Pedro Chagas Freitas deixa manifesto sem filtros: «Faz o que te der na real gana», referiu nas redes sociais.
Pedro Chagas Freitas voltou a transformar as redes sociais numa espécie de manifesto sobre a vida. Desta vez, o escritor reuniu numa longa sequência de frases aquilo que entende como pequenos atos de liberdade: arriscar, rir, amar, sentir prazer, falhar, desistir quando for preciso e não passar os dias condicionado pelo medo.
A lista mistura conselhos aparentemente banais com provocações assumidas e momentos de humor, sem procurar uma fórmula perfeita para viver. Pelo contrário, há espaço para a contradição e para escolhas feitas apenas porque apetece.
«Faz algo que te assuste. Diz piadas. Não escolhas o fácil só porque te parece fácil.
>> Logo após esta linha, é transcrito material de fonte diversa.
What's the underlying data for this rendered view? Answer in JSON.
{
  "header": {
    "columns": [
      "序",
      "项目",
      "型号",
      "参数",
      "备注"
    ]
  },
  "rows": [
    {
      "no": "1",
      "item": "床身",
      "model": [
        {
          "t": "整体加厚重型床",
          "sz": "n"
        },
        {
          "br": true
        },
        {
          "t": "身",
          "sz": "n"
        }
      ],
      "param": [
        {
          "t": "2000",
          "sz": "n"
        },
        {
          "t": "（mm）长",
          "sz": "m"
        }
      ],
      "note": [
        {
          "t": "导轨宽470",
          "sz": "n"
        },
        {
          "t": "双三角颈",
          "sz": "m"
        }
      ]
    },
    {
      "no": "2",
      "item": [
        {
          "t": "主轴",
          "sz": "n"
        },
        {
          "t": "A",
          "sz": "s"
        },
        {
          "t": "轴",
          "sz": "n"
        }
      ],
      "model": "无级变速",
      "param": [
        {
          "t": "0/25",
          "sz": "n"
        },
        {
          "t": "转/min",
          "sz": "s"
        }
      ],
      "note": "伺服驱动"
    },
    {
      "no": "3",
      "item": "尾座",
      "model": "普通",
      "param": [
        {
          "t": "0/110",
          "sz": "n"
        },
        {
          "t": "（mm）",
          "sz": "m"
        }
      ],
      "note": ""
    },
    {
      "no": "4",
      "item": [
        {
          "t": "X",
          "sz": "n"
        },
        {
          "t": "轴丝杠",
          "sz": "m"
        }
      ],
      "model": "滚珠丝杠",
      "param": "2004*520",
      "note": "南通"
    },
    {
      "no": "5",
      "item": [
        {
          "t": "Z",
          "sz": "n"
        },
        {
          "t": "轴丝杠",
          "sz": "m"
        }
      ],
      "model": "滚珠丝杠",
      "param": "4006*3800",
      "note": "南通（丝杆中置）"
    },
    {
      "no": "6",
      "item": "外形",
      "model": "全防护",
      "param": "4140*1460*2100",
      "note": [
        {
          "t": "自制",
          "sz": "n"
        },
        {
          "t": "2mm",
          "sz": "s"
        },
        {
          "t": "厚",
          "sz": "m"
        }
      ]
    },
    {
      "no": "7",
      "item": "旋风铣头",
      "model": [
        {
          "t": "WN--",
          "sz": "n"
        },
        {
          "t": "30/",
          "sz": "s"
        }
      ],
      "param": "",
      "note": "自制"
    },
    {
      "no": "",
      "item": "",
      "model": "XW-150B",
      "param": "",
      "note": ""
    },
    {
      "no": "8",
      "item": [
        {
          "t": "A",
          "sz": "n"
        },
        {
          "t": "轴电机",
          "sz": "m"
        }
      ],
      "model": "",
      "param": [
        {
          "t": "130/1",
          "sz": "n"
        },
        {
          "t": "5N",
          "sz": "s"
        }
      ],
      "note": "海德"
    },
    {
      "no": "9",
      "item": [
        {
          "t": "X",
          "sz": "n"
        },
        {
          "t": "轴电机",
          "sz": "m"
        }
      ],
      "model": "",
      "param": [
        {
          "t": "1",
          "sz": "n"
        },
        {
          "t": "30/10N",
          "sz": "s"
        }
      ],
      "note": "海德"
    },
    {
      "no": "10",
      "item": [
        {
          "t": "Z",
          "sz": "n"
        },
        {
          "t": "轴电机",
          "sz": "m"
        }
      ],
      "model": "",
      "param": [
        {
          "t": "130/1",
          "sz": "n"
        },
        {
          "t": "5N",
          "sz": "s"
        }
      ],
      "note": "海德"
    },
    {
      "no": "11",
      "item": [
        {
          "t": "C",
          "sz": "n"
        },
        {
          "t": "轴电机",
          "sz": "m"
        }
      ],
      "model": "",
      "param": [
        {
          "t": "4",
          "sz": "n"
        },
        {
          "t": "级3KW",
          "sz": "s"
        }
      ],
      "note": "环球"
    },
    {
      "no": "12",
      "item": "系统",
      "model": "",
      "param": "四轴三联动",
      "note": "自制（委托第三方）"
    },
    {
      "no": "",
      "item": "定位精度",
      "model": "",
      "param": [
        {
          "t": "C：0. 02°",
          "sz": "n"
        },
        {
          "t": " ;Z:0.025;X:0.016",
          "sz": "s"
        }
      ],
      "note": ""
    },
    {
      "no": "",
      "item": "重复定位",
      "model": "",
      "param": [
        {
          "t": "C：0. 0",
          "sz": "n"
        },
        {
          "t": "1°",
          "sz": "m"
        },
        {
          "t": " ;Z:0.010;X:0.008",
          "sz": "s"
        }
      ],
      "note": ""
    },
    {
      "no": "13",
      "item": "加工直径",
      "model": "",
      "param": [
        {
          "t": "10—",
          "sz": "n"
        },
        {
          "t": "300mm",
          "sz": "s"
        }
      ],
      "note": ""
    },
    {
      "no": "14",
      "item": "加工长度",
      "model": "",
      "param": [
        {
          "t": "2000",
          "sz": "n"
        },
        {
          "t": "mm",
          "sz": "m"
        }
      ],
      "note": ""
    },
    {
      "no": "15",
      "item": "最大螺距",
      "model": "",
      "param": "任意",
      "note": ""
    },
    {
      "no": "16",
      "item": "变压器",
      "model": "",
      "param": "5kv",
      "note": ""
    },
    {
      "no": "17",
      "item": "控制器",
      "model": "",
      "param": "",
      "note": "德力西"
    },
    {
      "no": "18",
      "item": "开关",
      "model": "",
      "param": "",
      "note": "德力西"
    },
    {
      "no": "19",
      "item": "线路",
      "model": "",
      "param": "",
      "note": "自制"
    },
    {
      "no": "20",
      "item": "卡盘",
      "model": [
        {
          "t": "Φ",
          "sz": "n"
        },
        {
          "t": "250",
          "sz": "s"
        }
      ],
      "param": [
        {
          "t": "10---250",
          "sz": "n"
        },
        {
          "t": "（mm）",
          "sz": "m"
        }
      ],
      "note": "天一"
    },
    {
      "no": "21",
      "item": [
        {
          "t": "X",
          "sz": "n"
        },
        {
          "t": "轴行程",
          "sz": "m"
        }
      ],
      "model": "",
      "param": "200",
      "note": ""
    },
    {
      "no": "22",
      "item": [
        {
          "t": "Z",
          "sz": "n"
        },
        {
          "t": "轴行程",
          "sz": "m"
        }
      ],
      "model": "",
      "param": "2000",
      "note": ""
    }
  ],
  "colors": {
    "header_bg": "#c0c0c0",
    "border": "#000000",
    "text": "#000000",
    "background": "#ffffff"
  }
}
Não faças o difícil só porque te parece difícil.»
Entre o amor, o medo e o ridículo
O amor atravessa grande parte do texto, mas sem aparecer como um sentimento idealizado ou vivido segundo regras fixas.
Pedro Chagas Freitas escreve «Ama sem olhar a quem», pede que se ame o sol, a chuva e o vento e incentiva também ao perdão, tanto de quem se ama como de quem não desperta esse sentimento.
A certa altura, o tom muda e surge o humor característico do escritor: «Imagina o teu pior inimigo sentado na sanita. Ri-te de tudo. Nunca penses que brincas demais.»
Há espaço para chorar, saltar à corda, atirar-se ao mar ou simplesmente aprender a rir de si próprio. A mensagem não passa por evitar os extremos, mas por experimentar a vida sem a transformar numa sucessão de comportamentos considerados corretos.
Pedro Chagas Freitas também fala de sexo e prazer sem rodeios
O prazer surge igualmente sem eufemismos. Pedro Chagas Freitas escreve sobre beijos, motéis, sexualidade e orgasmo como partes naturais da experiência humana.
«Experimenta novas posições sexuais.», escreve, antes de acrescentar noutra passagem: «Leva quem amas para um motel.»
Mais à frente, é ainda mais direto: «Nunca desistas de um orgasmo.»
E, já perto do final da lista, volta ao mesmo território: «Faz opções em nome do prazer. Insiste em viver. Vem-te periodicamente.»
O sexo aparece, assim, lado a lado com gestos tão diferentes como abraçar, ajudar alguém, partilhar ou sorrir, sem ser tratado como um assunto à parte.
«Não tenhas medo de desistir»
Entre tantas ordens para avançar, Pedro Chagas Freitas introduz também uma ideia menos habitual nos discursos motivacionais: desistir nem sempre representa fracasso.
«Não tenhas medo de desistir. Sê único. Não tenhas medo de não desistir.»
A aparente contradição resume uma parte importante do texto. Não existe uma decisão universalmente certa. Há momentos para insistir e outros para abandonar, tal como há ocasiões para seguir o caminho previsível e outras para fazer exatamente o contrário.
Daí outra das frases escolhidas pelo escritor: «Vai ao contrário só porque te apetece. Faz o que te der na real gana.»
Depois surgem o amor e o risco quase como extensões dessa liberdade: «Casa por amor. Ri para sempre. Vive por amor. Arrisca. Pisa o risco.»
A lista não acaba
Pedro Chagas Freitas não fecha o texto como quem termina um conjunto definitivo de regras. Faz precisamente o contrário.
«Continua esta lista. Todos os dias. A toda a hora. Já.»
O convite deixa a lista em aberto, como se cada leitor pudesse acrescentar aquilo que lhe falta fazer, sentir ou experimentar.
Entre medo e prazer, desistências e insistências, gargalhadas e lágrimas, o escritor constrói uma defesa de uma vida menos obediente ao que é esperado e mais atenta ao que ainda pode ser vivido.